The problem is that models and theories can't be wrong - there is no absolute metric for judging them, only relative - and relative to our current level of understanding.
And that level of understanding, contrary to those who think economists are just behind the curve on getting to a point where they know enough, will never be sufficient to say a model, or a theory, is wrong.
The simple reason is Type I Errors, couching ourselves in terms of statistical language. We may falsely reject a correct theory because we just cannot know whether it's true or false. We can collect data, we can observe the world, we can even come to something close to accepted fact in some cases, but we cannot know what leads to Y happening after X has happened. We are just not privy to the kind of knowledge regarding how and why nature or some other higher force.
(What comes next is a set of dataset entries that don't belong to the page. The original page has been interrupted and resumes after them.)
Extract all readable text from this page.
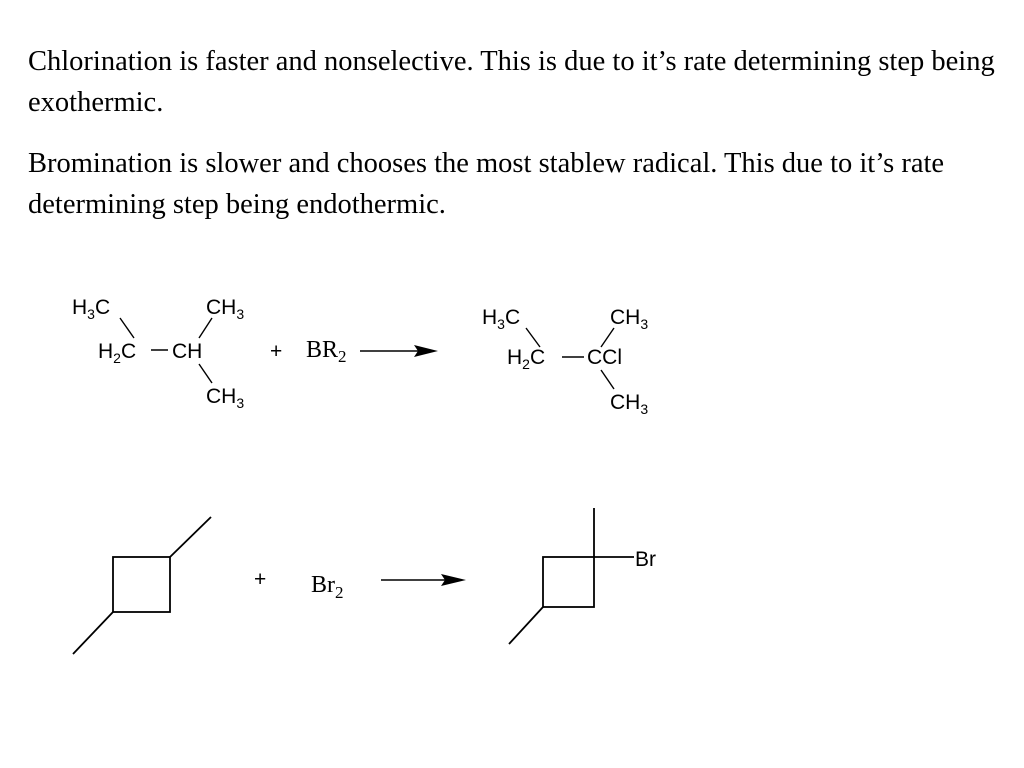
Chlorination is faster and nonselective. This is due to it’s rate determining step being exothermic.

Bromination is slower and chooses the most stablew radical. This due to it’s rate determining step being endothermic.

$H_3C$	$CH_3$
$H_2C$ CH
$CH_3$
+ $BR_2$
$H_3C$	$CH_3$
$H_2C$ CCl
$CH_3$
+ $Br_2$
Br
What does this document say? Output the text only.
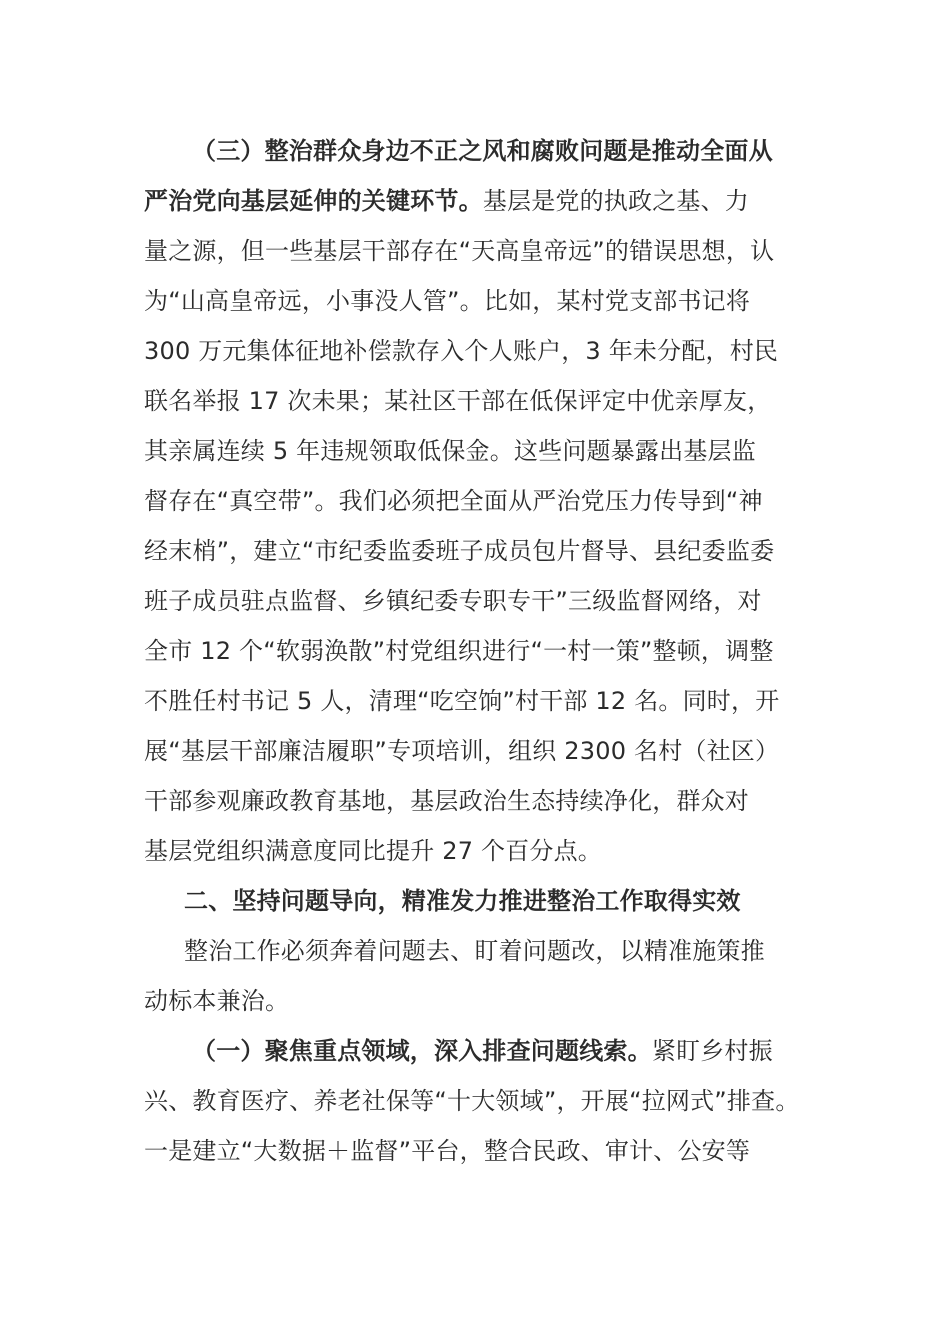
（三）整治群众身边不正之风和腐败问题是推动全面从
严治党向基层延伸的关键环节。基层是党的执政之基、力
量之源，但一些基层干部存在“天高皇帝远”的错误思想，认
为“山高皇帝远，小事没人管”。比如，某村党支部书记将
300 万元集体征地补偿款存入个人账户，3 年未分配，村民
联名举报 17 次未果；某社区干部在低保评定中优亲厚友，
其亲属连续 5 年违规领取低保金。这些问题暴露出基层监
督存在“真空带”。我们必须把全面从严治党压力传导到“神
经末梢”，建立“市纪委监委班子成员包片督导、县纪委监委
班子成员驻点监督、乡镇纪委专职专干”三级监督网络，对
全市 12 个“软弱涣散”村党组织进行“一村一策”整顿，调整
不胜任村书记 5 人，清理“吃空饷”村干部 12 名。同时，开
展“基层干部廉洁履职”专项培训，组织 2300 名村（社区）
干部参观廉政教育基地，基层政治生态持续净化，群众对
基层党组织满意度同比提升 27 个百分点。
二、坚持问题导向，精准发力推进整治工作取得实效
整治工作必须奔着问题去、盯着问题改，以精准施策推
动标本兼治。
（一）聚焦重点领域，深入排查问题线索。紧盯乡村振
兴、教育医疗、养老社保等“十大领域”，开展“拉网式”排查。
一是建立“大数据＋监督”平台，整合民政、审计、公安等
The name of this blog makes it very clear my beliefs regarding higher powers - but you don't have to be a Christian to recognise the obvious with levels of knowledge - as Sir David F. Hendry (anything but a Christian!) points out in the introduction to Dynamic Econometrics.
Given that we can't know things, as a result we can't know a theory is WRONG (or RIGHT), we can only document where the evidence supports, or disputes, a theory. If we reject theories out of hand we run the risk of rejecting good theories out of hand. If we accept them out of hand, we run the risk of accepting bad theories.
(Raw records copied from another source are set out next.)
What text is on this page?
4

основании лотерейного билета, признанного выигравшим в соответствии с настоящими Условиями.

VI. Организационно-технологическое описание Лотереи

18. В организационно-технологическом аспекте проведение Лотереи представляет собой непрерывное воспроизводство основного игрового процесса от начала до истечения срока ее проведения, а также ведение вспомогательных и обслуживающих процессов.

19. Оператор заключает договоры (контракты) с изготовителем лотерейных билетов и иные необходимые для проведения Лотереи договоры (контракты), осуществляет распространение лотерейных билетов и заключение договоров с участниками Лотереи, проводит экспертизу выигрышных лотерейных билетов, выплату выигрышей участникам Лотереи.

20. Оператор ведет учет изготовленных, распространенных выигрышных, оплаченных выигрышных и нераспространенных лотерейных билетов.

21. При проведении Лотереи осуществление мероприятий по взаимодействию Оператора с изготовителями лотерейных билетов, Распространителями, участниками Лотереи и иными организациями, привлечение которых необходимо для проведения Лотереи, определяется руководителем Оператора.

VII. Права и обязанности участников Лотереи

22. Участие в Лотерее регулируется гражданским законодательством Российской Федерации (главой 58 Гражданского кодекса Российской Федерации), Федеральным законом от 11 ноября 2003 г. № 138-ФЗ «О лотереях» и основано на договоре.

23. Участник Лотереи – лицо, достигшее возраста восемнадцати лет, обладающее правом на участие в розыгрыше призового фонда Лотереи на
The point I'm making isn't that we should protect bad theories endlessly, it's simply that they are bad theories, rather than WRONG theories.
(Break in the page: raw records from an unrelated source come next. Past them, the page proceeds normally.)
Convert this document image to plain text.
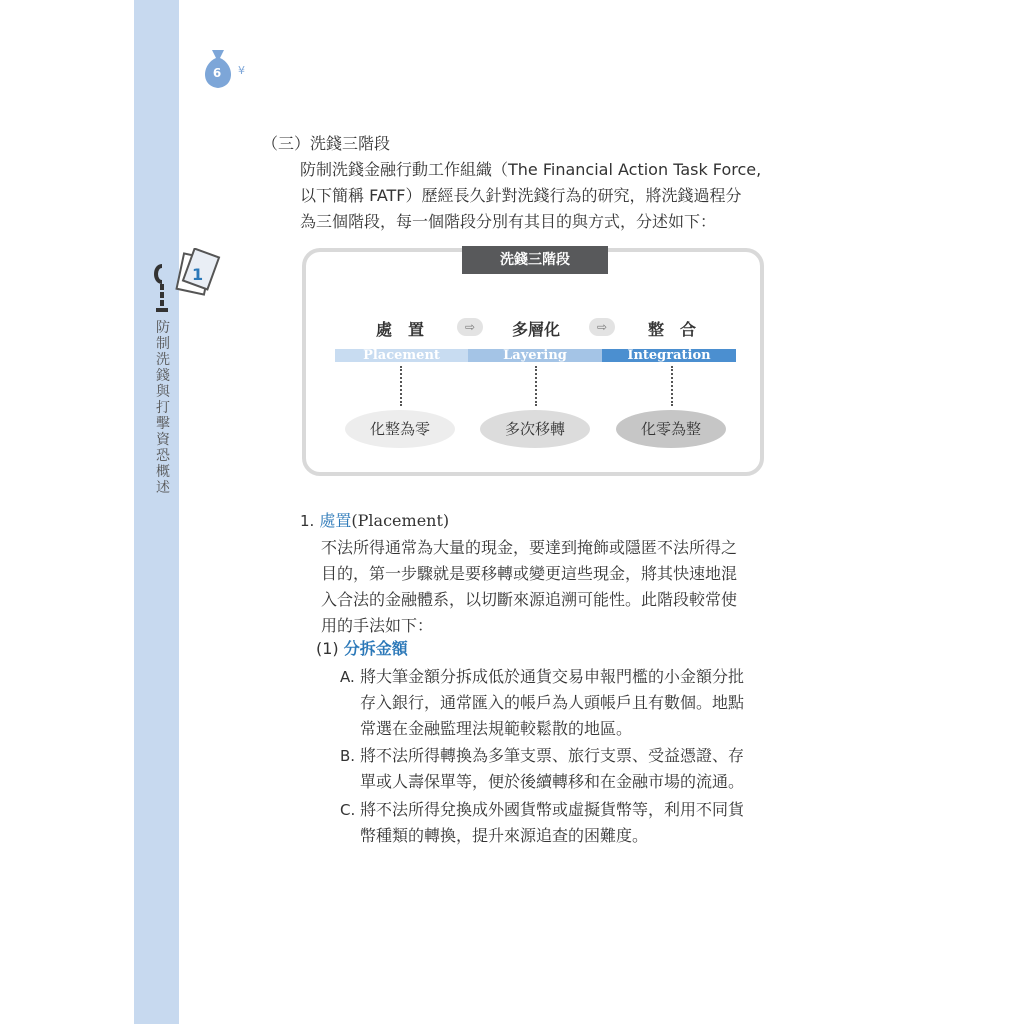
6 ¥
1
防
制
洗
錢
與
打
擊
資
恐
概
述
（三）洗錢三階段
防制洗錢金融行動工作組織（The Financial Action Task Force,
以下簡稱 FATF）歷經長久針對洗錢行為的研究，將洗錢過程分
為三個階段，每一個階段分別有其目的與方式，分述如下：
洗錢三階段
處　置	⇨	多層化	⇨	整　合
Placement	Layering	Integration
化整為零	多次移轉	化零為整
1. 處置(Placement)
不法所得通常為大量的現金，要達到掩飾或隱匿不法所得之
目的，第一步驟就是要移轉或變更這些現金，將其快速地混
入合法的金融體系，以切斷來源追溯可能性。此階段較常使
用的手法如下：
(1) 分拆金額
A. 將大筆金額分拆成低於通貨交易申報門檻的小金額分批
存入銀行，通常匯入的帳戶為人頭帳戶且有數個。地點
常選在金融監理法規範較鬆散的地區。
B. 將不法所得轉換為多筆支票、旅行支票、受益憑證、存
單或人壽保單等，便於後續轉移和在金融市場的流通。
C. 將不法所得兌換成外國貨幣或虛擬貨幣等，利用不同貨
幣種類的轉換，提升來源追查的困難度。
A side argument. It's often asserted furthermore that bad economic theories were responsible for the financial crisis - the idea being that economists advised politicians and they put in place regulatory regimes that subsequently caused the crisis. The interesting thing here is that the focus is on EMH, rather than all the myriad other policies put in place by governments that assume anything but EMH and some very different model of economic behaviour. The idea is that we can pinpoint everything that went wrong around the economic crisis to one single bad theory, and everything else was superfluous (i.e. has no explanatory power above EMH).
A few things:
(1) What responsibility must be attached to the politician(s) putting in place policies that led to the financial crisis? An argument is that economists oversold their favourite EMH theory and hence because they did that, they must accept some responsibility. They probably should - any serious academic ought to be humble enough to accept responsibility if a recommendation of theirs led to things going horribly wrong. The issue is whether there's a direct link from the economist recommending their theory and the events that went wrong.
(2) If an economist does ever sell a theory to a politician as being 100% true, they shouldn't be part of the profession (someone would assert I'm following the "no true Scotsman" cop out here, but the reality is I'm making an obvious statement that should apply to any academic profession).
(3) What about the various other government policies pertaining to financial markets that helped along the way in the crisis? For example, the competition policy (no doubt influenced by economic ideas) which thought that having large banks able to compete on a global scale was important, thus creating "too big to fail"? Is it really possible to argue without any doubt that the sole cause of the crisis was one bad economic theory? How do we rule out the lender of last resort policy, and competition policy, as significant contributing factors?
(4) Intervening to regulate markets further relies on economic theory regarding market outcomes - by and large another economic theory that's very hard to generate falsifiable predictions based upon (at least at the macro level). Why should we rely on those economic theories, but not on others? On what basis do we judge economic theories given that RIGHT and WRONG has to be ruled out?